Adolescentes chegam de tromba junto do carro em que os aguardam pai ou mãe: entram
sem olhar aquele que nem vira o rosto para eles. Cumprimento, sorriso, beijo? Nem
pensar. Como será esse convívio na intimidade? Como funciona a comunicação entre
pais e filhos? Nunca será idílica, isso é normal: crescer é também contestar. Mas
poderíamos mudar as regras desse jogo: junto com afeto, deveriam vir regras, punições
e recompensas. Que tal um pouco de carinho e respeito, de parte a parte? Para serem
respeitados, pai e mãe devem impor alguma autoridade, fundamento da segurança dos
filhos neste mundo difícil, marcando seus futuros relacionamentos pessoais e
profissionais. Mal-amados, mal-ensinados, jovens abrem caminho às cotoveladas e aos
pontapés.
Mal pagos e pouco valorizados, professores se encolhem, permitindo abusos
inimagináveis alguns anos atrás. Uma adolescente empurra a professora, que bate a
cabeça na parede e sofre uma concussão. Um menininho chama a professora de “vadia”,
em aula. Professores levam xingações de pais e alunos, além de agressões físicas,
cuspidas, facadas, empurrões. Cresce o número de mestres que desistem da profissão:
pudera. Em escolas e universidades, estudantes falam alto, usam o celular, entram e
saem da sala enquanto alguém trabalha para o bem desses que o tratam como um
funcionário subalterno.
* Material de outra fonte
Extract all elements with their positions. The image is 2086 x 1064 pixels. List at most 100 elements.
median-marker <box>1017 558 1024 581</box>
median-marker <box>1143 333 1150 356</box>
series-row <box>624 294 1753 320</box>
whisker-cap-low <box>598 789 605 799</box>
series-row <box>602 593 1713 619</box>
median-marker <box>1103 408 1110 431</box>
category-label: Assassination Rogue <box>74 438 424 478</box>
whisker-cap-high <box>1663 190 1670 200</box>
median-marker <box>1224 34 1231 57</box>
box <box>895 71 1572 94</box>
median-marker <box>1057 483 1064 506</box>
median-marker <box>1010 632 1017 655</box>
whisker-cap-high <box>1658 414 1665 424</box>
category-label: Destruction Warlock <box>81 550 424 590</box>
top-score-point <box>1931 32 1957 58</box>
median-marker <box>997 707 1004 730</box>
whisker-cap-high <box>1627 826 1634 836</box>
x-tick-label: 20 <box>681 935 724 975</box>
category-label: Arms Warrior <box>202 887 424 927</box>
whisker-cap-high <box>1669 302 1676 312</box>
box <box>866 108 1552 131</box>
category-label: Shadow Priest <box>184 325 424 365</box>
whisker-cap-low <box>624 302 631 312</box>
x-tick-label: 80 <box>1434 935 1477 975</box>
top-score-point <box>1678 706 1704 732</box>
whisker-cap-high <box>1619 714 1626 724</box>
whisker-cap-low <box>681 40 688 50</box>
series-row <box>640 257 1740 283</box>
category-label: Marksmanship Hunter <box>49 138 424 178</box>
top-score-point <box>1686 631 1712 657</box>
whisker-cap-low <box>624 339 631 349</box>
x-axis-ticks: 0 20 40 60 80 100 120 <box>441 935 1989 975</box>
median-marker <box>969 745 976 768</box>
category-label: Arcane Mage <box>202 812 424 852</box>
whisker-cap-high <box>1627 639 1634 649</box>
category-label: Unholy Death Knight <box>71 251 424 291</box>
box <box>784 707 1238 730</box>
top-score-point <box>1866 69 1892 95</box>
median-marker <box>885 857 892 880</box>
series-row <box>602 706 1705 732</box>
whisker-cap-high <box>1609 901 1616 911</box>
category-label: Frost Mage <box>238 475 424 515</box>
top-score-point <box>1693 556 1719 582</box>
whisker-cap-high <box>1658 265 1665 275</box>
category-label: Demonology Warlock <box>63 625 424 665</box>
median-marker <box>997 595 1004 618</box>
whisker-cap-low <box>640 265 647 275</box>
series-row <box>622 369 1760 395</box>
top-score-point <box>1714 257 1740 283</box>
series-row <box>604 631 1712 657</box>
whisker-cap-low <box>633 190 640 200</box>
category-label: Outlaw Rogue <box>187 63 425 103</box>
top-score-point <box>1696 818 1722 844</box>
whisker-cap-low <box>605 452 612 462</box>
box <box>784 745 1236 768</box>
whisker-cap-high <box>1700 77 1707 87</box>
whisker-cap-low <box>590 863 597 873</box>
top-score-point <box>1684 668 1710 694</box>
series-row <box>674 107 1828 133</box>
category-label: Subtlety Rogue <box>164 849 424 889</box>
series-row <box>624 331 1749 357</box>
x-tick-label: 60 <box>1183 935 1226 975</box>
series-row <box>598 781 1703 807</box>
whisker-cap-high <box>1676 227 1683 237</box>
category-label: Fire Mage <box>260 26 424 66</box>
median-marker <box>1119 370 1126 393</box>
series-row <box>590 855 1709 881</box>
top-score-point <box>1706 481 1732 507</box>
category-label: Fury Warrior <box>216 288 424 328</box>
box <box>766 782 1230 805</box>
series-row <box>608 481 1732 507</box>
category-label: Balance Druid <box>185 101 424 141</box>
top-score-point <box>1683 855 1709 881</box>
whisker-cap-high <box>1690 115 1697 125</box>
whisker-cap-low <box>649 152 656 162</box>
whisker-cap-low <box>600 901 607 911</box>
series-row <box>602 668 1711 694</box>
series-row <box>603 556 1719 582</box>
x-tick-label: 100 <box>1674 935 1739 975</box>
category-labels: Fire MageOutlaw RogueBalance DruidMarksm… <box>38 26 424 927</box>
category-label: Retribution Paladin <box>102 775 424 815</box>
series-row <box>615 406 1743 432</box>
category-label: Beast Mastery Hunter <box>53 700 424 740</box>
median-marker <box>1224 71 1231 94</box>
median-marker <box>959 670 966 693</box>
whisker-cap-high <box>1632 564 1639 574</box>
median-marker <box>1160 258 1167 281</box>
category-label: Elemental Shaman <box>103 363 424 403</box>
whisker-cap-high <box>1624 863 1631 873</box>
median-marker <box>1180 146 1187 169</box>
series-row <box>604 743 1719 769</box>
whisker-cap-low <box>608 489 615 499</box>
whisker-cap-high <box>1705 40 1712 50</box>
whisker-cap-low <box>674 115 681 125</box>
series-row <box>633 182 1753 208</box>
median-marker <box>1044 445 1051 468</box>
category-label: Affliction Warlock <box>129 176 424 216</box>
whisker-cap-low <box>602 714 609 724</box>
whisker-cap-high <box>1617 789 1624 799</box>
Onde aprenderam isso, se não, em primeira instância, em casa?
O que aconteceu conosco? Que trogloditas somos – e produzimos –, que maltrapilhos
67
emocionais estamos nos tornando, como preparamos a nova geração para a vida real,
que não é benevolente nem dobra sua espinha aos nossos gritos? Obviamente não é
assim por toda parte, nem os pais e mestres são responsáveis por tudo isso, mas é
urgente parar para pensar.
Na outra ponta, temos o espetáculo deprimente dos escândalos públicos e da
impunidade reinante. Um Senado que não tem lugar para seus milhares de funcionários
usarem computador ao mesmo tempo, e nem sabia quantos diretores tinha: 180 ou
trinta? Autoridades que incitam ao preconceito racial e ao ódio de classes? Governos
bons são caluniados, os piores são prestigiados. Não cedemos ao adversário nem o bem
que ele faz: que importa o bem, se queremos o poder? Guerra civil nas ruas, escolas e
hospitais precários, instituições moralmente falidas, famílias desorientadas, moradias
sub-humanas, prisões onde não criaríamos porcos. Que profunda e triste impressão,
sobretudo nos mais simples e desinformados e naqueles que ainda estão em formação.
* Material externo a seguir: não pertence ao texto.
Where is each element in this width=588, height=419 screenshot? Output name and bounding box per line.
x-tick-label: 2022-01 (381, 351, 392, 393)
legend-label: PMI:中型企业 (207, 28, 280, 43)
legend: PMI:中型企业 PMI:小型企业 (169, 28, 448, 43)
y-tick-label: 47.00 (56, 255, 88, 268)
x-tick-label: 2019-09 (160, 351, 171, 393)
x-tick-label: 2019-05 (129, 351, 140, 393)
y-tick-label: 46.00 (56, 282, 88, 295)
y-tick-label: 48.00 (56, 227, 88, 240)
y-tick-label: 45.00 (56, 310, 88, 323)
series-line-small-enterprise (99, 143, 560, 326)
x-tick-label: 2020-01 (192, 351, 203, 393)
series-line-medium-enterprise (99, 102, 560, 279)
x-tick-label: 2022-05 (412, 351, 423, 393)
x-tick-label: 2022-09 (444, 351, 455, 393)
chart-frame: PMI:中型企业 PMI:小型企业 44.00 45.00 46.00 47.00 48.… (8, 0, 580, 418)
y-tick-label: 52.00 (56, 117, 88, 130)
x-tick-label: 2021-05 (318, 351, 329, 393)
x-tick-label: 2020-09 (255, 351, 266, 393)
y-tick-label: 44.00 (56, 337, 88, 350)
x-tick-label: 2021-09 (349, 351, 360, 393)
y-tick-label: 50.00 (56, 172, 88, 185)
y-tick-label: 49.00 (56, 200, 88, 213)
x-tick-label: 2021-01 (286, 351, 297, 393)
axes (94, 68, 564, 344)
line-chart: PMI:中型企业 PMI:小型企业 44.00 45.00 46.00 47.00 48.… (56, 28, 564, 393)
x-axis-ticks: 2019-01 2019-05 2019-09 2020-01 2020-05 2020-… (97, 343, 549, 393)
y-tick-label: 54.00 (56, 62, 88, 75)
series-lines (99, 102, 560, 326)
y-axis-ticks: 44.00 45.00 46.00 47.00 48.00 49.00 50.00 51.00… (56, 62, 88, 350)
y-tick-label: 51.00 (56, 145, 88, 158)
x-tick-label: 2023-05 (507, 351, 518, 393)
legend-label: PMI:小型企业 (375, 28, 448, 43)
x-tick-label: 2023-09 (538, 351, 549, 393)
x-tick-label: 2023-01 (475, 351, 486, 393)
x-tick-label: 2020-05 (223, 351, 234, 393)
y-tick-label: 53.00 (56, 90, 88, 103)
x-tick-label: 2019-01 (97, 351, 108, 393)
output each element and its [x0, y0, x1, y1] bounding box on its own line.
Jovens e adultos reagem a isso com agressividade ou alienação em todos os níveis de
relacionamento. O tema “violência em casa e na escola” começa a ser tratado em
congressos, seminários, entre psicólogos e educadores. Não vi ainda ações eficazes.
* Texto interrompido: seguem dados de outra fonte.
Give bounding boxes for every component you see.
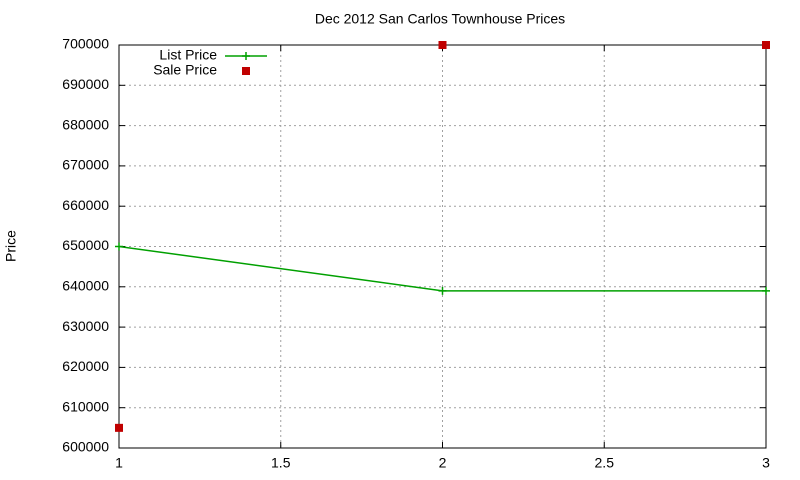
y-tick-label: 700000	[62, 36, 109, 52]
data-point	[438, 286, 447, 295]
data-point	[115, 242, 123, 251]
y-tick-label: 610000	[62, 398, 109, 414]
y-tick-label: 640000	[62, 278, 109, 294]
x-tick-label: 1.5	[271, 455, 291, 471]
x-tick-label: 2	[439, 455, 447, 471]
y-tick-label: 620000	[62, 358, 109, 374]
x-tick-label: 3	[762, 455, 770, 471]
data-point	[762, 41, 770, 49]
y-tick-label: 670000	[62, 157, 109, 173]
data-point	[438, 41, 447, 49]
y-tick-label: 660000	[62, 197, 109, 213]
legend-label: Sale Price	[153, 62, 217, 78]
x-tick-label: 1	[115, 455, 123, 471]
y-tick-label: 630000	[62, 318, 109, 334]
legend-label: List Price	[159, 47, 217, 63]
y-tick-label: 650000	[62, 237, 109, 253]
chart-title: Dec 2012 San Carlos Townhouse Prices	[315, 11, 565, 27]
y-axis-label: Price	[3, 230, 19, 262]
x-tick-label: 2.5	[595, 455, 615, 471]
legend-marker	[242, 52, 250, 60]
data-point	[115, 423, 123, 432]
data-point	[762, 286, 770, 295]
y-tick-label: 680000	[62, 116, 109, 132]
legend-marker	[242, 67, 250, 75]
series-line	[118, 245, 766, 292]
y-tick-label: 690000	[62, 76, 109, 92]
y-tick-label: 600000	[62, 439, 109, 455]
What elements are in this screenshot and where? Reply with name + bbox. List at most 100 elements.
Sem moralismo (diferente de moralidade) nem discursos pomposos ou
populistas, pode-se mudar uma situação que se alastra – ou vamos adoecer disso que
nos enoja. Quase todos os países foram responsáveis pela gravíssima crise financeira
mundial. Todos os indivíduos, não importa a conta bancária, profissão ou cor dos olhos,
podem reverter esta outra crise: a do desrespeito geral que provoca violência física ou
grosseria verbal em casa, no trabalho, no trânsito. Cada um de nós pode escolher entre
ignorar e transformar. Melhor promover a sério e urgentemente uma nova moralidade,
ou fingimos nada ver, e nos abancamos em definitivo na pocilga.